ITAR : International Traffic in Arms Regulations
L'ITAR est une réglementation américaine qui contrôle l'exportation de technologies et d'informations de défense. Son champ d'application est considérable : tout article ou donnée technique inscrit sur la United States Munitions List (USML) est soumis à des restrictions d'exportation strictes. Cela inclut une très grande partie des technologies aéronautiques militaires et duales.
Ce qui rend l'ITAR particulièrement dangereux dans le contexte de l'IA : il s'applique aux données techniques, pas seulement aux équipements physiques. Envoyer des spécifications techniques ITAR-controlled à un système cloud — même américain — sans les autorisations appropriées constitue une violation de l'Export Administration Regulations (EAR) et de l'ITAR. Les sanctions incluent des amendes allant jusqu'à 1 million de dollars par violation et des peines d'emprisonnement.

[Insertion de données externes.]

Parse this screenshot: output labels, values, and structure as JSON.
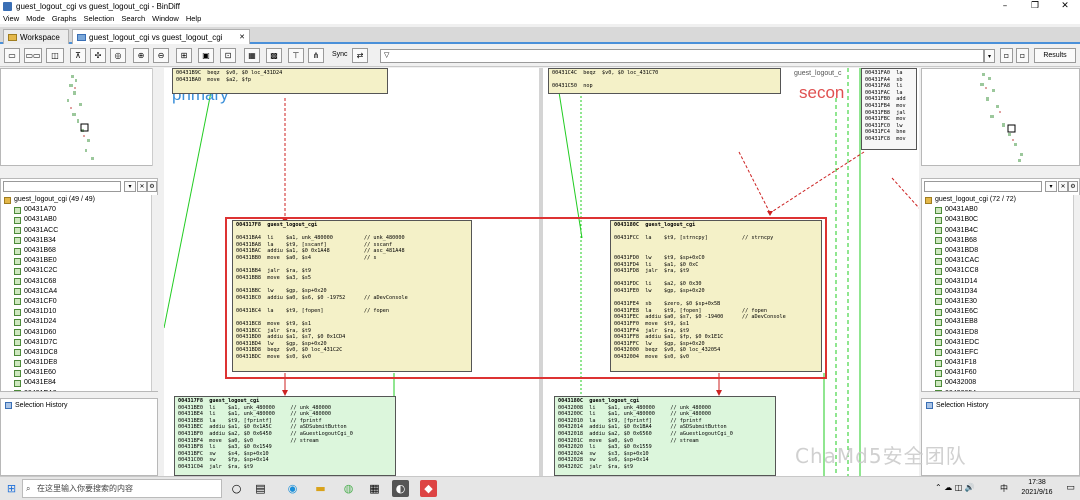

DO-178C : Software Considerations in Airborne Systems
La DO-178C est la norme de développement logiciel pour les systèmes avioniques certifiés. Elle définit des niveaux de criticité (DAL A à E) et exige pour les niveaux critiques une traçabilité exhaustive entre exigences, code et tests. Les systèmes IA intégrés à des fonctions avioniques certifiées doivent satisfaire ces exigences — ce qui exige une maîtrise totale du modèle, de ses paramètres et de son comportement sur tous les cas de test. Aucun LLM cloud commercial ne peut satisfaire ces exigences.
Classifications de défense françaises
En France, le décret n° 2019-1271 définit trois niveaux de classification : Diffusion Restreinte (DR), Confidentiel Défense (CD) et Secret Défense (SD). Les systèmes d'information traitant des données classifiées doivent être agréés par l'ANSSI selon des procédures strictes. Toute utilisation d'un service cloud non agréé pour traiter des données classifiées constitue une compromission au sens du code de la défense.

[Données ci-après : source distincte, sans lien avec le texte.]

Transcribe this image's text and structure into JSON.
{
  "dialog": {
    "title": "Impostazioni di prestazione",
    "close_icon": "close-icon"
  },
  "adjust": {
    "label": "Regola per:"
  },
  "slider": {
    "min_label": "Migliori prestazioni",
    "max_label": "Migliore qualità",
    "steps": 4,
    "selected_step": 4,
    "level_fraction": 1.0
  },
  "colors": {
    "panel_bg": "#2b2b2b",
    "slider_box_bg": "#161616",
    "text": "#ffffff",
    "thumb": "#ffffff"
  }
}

Environnements NATO et interopérabilité
Les standards NATO (NATO Confidential, NATO Secret) s'appliquent aux informations partagées dans le cadre d'opérations ou de programmes multinationaux. Les systèmes IA intégrés dans des environnements NATO doivent respecter les politiques de sécurité de l'Alliance — qui excluent explicitement l'utilisation de services cloud non habilités.
ITAR et LLM cloud : une incompatibilité absolue
La question n'est pas théorique. De nombreuses entreprises aéronautiques ont déjà envisagé, voire expérimenté, l'utilisation de LLM cloud pour accélérer certaines tâches d'ingénierie — rédaction de documents, analyse de spécifications, recherche documentaire. Certaines ont découvert tardivement que ces expérimentations pouvaient constituer des violations ITAR.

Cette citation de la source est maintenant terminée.